Over the course of the last few decades, the global software industry has experienced growth on an unprecedented scale, which has fundamentally altered the ways in which we work, communicate, and live. The current state of the law in regard to software patents is a topic of significant importance due to the fact that software continues to play an essential part in the formation of modern society. In this article, we will delve into the complexities of software patents by contrasting the regulatory frameworks of two important jurisdictions, namely India and the United States.

Understanding Software Patents

A software patent is a legal instrument that confers exclusive rights on a particular software invention to its holder. This includes the right to prohibit unauthorised reproduction, use, sale, or importation of the patented software. The primary purpose of software patents is to encourage innovation by incentivizing inventors to invest time and resources in creating new and useful software solutions.

A brief Overview

(A)Indian Patent Act, 1970

The Indian Patents Act, 1970 serves as the foundation for patent law in India. Since its inception, the act has been subject to a plethora of amendments in order to bring it into compliance with international intellectual property standards. Historically, this act posed ambiguity for software patents. The patentability of “computer programmes per se” is expressly precluded by Section 3(k) of the Act. This indicates that software cannot be patented in India. Nevertheless, software combined with hardware or other patentable inventions may be patented.

Under the Indian Patents Act, the key criteria for patentability are novelty, non-obviousness, and industrial applicability. The invention must demonstrate a technical contribution and solve a technical problem within the context of software. In general, only algorithms and business methods are not considered patentable.

(B)US Patent Law:

The United States has a very different legal framework for software patents. The U.S. Patent and Trademark Office (USPTO) has historically granted patents for software-related inventions, resulting in a significant number of software patents. In 1981, the landmark case Diamond v. Diehr established that software may be patentable if it is tied to a tangible process or apparatus and produces a useful, concrete, and tangible result.

The most important criteria for patentability in the United States are novelty, non-obviousness, utility, and eligible subject matter. Recent court decisions, such as Alice Corp. v. CLS Bank in 2014, have made clear that abstract ideas implemented using generic computer technology are not patentable. In order to qualify for a patent, software inventions must go beyond conventional, generic implementations.

A comparative Analysis

India and the United States approach software patents differently due to their distinct legal histories and policy considerations. India’s emphasis on technological contribution and problem-solving is consistent with its desire to prevent the patenting of non-technical or trivial software innovations. The United States, on the other hand, has historically fostered a more permissive environment for software patents, with the goal of fostering innovation in rapidly evolving technological fields.
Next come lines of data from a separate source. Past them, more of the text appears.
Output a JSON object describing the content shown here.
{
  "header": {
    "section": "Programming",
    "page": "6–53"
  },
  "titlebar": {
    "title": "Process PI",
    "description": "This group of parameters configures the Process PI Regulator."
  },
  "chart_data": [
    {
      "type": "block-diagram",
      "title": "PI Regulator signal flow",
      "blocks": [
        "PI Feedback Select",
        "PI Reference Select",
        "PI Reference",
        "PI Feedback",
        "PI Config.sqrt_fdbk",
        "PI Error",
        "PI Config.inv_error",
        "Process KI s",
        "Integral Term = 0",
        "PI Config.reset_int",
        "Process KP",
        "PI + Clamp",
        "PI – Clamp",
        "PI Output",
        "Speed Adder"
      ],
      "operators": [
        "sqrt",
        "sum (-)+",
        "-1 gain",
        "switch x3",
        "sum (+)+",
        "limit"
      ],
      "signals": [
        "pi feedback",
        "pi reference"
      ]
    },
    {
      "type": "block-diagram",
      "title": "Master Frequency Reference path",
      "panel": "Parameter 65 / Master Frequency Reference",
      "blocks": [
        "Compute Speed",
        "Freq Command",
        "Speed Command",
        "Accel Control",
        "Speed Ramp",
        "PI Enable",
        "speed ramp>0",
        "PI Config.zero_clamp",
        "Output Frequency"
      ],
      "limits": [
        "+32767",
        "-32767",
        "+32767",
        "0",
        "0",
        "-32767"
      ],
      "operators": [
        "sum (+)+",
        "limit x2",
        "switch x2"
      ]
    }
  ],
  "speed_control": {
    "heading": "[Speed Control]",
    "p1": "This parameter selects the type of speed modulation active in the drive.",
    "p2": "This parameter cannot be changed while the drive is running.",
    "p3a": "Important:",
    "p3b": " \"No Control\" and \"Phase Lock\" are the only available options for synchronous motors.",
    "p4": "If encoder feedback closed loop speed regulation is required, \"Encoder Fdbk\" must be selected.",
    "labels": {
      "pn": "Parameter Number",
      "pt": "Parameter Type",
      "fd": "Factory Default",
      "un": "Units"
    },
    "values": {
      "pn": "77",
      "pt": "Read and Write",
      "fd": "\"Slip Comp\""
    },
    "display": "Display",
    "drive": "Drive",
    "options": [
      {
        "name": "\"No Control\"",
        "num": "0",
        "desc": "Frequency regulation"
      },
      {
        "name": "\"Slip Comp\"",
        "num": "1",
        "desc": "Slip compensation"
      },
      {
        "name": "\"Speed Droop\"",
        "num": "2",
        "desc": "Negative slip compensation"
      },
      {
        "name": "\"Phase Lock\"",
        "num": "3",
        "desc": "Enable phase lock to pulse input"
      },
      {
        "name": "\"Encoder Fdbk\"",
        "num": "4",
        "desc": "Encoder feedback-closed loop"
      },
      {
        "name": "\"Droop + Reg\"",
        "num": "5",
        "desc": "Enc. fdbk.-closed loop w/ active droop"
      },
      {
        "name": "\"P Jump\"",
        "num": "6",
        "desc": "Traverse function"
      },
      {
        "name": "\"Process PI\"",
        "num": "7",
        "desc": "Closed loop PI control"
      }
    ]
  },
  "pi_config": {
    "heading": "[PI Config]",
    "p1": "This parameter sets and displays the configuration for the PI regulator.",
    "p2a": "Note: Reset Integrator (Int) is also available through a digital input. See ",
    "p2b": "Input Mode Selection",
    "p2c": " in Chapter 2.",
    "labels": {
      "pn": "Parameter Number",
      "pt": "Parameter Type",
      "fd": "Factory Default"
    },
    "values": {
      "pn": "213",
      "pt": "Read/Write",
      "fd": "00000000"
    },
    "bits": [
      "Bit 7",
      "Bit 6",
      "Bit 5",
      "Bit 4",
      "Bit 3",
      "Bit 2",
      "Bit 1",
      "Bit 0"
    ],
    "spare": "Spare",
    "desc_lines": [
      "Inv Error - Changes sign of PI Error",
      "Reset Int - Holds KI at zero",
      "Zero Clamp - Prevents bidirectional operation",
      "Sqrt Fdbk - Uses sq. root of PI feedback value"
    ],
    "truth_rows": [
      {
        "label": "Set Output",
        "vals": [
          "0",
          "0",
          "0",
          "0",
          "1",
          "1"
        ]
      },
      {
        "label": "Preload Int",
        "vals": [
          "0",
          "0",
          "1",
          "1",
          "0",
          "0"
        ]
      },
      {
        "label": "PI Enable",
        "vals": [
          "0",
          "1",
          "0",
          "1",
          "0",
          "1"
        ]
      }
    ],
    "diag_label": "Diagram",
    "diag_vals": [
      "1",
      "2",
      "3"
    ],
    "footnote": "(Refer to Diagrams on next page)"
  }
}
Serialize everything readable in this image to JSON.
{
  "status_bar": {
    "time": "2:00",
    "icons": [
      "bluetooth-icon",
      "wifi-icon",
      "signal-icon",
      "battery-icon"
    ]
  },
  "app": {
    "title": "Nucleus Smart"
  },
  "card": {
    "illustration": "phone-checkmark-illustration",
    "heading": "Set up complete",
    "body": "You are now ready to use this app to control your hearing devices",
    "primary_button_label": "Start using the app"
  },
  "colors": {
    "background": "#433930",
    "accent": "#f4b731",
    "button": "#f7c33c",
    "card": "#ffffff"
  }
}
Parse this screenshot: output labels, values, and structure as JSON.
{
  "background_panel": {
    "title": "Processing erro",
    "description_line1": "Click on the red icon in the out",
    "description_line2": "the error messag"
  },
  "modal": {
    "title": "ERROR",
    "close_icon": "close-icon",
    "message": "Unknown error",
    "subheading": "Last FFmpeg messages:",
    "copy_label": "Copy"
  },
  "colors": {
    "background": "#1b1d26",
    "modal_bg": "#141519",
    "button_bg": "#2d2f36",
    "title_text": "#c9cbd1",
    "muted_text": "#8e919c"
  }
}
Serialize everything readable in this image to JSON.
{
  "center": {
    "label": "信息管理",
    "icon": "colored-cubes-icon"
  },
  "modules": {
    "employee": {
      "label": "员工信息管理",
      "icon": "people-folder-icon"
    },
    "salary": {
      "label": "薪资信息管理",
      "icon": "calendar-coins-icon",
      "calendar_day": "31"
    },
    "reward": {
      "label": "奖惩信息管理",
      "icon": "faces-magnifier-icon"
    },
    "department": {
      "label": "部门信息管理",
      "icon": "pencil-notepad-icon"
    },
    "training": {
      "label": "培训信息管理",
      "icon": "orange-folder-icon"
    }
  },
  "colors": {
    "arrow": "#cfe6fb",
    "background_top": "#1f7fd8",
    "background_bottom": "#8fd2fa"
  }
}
However, both jurisdictions have encountered difficulties. In some cases, India’s approach has been criticised for stifling innovation, while the United States has been criticised for granting overly broad and ambiguous software patents, leading to litigation and patent quality concerns.

Software Protection in India

While software is not eligible for patent protection under Section 3(k) of the Patents Act of 1970 in India, it is nonetheless protected by other forms of intellectual property rights and contractual agreements. Copyright law is a prevalent method of software protection. According to the Copyright Act of 1957, software is considered a literary work, and its source code is automatically protected upon creation and fixation on a tangible medium. This means that the original creator of a piece of software has the exclusive right to reproduce, distribute, and modify it.

Moreover, trade secrets can play a role in safeguarding software innovations. Companies can prevent unauthorised access and use by keeping their software algorithms, processes, and confidential information secret and implementing stringent security measures. This protection mechanism is especially useful when the software’s functionality can be kept secret and the company’s competitive advantage is dependent on it.

In addition, software-related contracts, and agreements, such as end-user licence agreements (EULAs) and non-disclosure agreements (NDAs), are frequently used to define the conditions under which software may be used, shared, or distributed. Frequently, these contracts prohibit reverse engineering, unauthorised duplication, and distribution of the software.

Although software patents may not be readily available in India for all types of software innovations, a combination of copyright protection, trade secrets, and contractual arrangements provides a comprehensive strategy for protecting software creations and encouraging innovation in the Indian software industry.


The issue of software patents continues to be a complicated and developing area of law. The Indian Patents Act of 1970 and U.S. patent law illustrate two distinct approaches: India’s emphasis on technical contribution and the U.S.’s willingness to grant patents for software-related inventions that produce tangible results. As the software industry continues to reshape the world, it remains a challenge for both jurisdictions to strike a balance between encouraging innovation and preventing patent rights abuse. As technology evolves and societal needs change, it is likely that patent law will continue to be clarified and modified.